Espelho d'água em Washington reforça segurança após Trump acusar vândalos de danificar reforma
Guarda Nacional patrulha a área e câmeras foram instaladas no local reformado há semanas, que enfrenta problemas com algas e descascamento de tinta.
Por Diário Local
As agências de segurança dos Estados Unidos intensificaram a vigilância no espelho d'água do Memorial Lincoln, em Washington, após o local reformado enfrentar problemas com algas e descascamento de revestimento. Soldados da Guarda Nacional patrulham a área em grupos de três ou quatro pessoas, enquanto torres de iluminação movidas a energia solar e cerca de meia dúzia de postos de segurança móveis com câmeras circundam o perímetro do local.
O reforço na segurança ocorre dias após a conclusão de uma reforma de US$ 14,7 milhões no espelho d'água, realizada a pedido do presidente Donald Trump. O local, que se estende do Memorial de Lincoln quase até o Monumento a Washington, recebeu uma nova pintura azul descrita como o "azul da bandeira americana" para as comemorações do 250º aniversário da independência dos EUA, em 4 de julho.
Semanas depois da conclusão dos trabalhos, o espelho d'água passou a apresentar problemas, incluindo proliferação de algas que tingiu a água de verde e pedaços do revestimento azul descascando do fundo.

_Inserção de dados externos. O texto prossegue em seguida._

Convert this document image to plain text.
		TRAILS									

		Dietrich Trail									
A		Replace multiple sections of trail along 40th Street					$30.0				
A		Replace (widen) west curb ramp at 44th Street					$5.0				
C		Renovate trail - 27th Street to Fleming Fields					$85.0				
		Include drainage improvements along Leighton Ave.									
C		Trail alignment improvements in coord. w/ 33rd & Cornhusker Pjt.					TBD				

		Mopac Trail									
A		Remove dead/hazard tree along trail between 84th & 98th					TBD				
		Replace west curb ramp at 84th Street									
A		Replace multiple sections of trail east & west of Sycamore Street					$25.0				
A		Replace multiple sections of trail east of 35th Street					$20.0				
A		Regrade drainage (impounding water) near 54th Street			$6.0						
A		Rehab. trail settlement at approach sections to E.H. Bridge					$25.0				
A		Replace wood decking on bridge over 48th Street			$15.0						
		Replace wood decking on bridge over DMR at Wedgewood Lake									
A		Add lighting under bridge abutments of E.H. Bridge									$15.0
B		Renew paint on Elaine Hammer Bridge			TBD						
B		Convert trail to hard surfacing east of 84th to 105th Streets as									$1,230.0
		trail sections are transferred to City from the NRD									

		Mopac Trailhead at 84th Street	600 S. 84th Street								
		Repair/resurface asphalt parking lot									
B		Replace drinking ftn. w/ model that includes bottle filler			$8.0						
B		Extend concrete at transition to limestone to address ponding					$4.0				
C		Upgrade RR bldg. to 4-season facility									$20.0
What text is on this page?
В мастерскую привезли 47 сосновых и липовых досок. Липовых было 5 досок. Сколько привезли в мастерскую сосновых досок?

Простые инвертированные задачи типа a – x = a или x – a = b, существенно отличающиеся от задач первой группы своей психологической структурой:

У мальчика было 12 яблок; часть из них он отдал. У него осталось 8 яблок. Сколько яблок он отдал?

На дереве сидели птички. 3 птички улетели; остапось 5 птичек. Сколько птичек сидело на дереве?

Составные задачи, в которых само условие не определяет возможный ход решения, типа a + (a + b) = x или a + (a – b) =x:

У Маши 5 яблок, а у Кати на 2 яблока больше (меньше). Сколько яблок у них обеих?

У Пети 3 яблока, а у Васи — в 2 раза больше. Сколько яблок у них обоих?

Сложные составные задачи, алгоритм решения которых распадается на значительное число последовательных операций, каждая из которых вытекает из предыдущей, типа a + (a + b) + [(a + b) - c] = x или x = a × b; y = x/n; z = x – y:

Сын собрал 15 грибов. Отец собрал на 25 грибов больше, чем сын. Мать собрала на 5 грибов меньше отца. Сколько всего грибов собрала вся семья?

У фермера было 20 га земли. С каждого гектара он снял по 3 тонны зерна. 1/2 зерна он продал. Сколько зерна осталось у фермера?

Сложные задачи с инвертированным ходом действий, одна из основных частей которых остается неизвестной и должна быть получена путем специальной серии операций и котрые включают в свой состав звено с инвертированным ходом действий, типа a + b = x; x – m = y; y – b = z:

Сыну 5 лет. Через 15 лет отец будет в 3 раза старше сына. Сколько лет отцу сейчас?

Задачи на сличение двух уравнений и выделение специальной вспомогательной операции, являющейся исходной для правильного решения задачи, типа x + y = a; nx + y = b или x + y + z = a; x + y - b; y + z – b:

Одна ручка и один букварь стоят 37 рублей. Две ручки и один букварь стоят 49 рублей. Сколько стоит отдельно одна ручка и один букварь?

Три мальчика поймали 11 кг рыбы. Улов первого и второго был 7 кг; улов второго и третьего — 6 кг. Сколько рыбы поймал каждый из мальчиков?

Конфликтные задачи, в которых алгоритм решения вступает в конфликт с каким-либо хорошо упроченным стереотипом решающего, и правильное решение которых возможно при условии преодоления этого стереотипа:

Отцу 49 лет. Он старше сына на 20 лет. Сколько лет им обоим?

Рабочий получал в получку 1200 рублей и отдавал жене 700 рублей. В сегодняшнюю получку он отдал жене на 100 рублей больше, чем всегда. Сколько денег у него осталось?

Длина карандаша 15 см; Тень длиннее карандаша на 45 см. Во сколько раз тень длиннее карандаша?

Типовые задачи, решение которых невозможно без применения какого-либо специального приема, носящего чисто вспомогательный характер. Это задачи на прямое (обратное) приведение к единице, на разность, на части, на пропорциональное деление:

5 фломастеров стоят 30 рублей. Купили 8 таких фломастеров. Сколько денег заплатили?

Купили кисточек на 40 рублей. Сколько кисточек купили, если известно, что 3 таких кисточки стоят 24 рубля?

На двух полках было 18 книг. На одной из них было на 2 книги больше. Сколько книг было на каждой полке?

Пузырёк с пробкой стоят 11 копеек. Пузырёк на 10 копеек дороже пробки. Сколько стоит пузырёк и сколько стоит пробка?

Trump atribuiu a situação a sabotadores que agiram no meio da noite, embora não hajam evidências públicas que sustentem essa alegação.
Prisões e investigação
Um funcionário do Serviço Nacional de Parques afirmou, em depoimento juramentado na quarta-feira (24), que a Polícia dos Parques dos EUA examinou danos aparentemente intencionais ao espelho d'água em 9 de junho. O Departamento do Interior informou em postagem nas redes sociais que seis pessoas foram presas por suposto vandalismo no local, e outras sete receberam intimações federais.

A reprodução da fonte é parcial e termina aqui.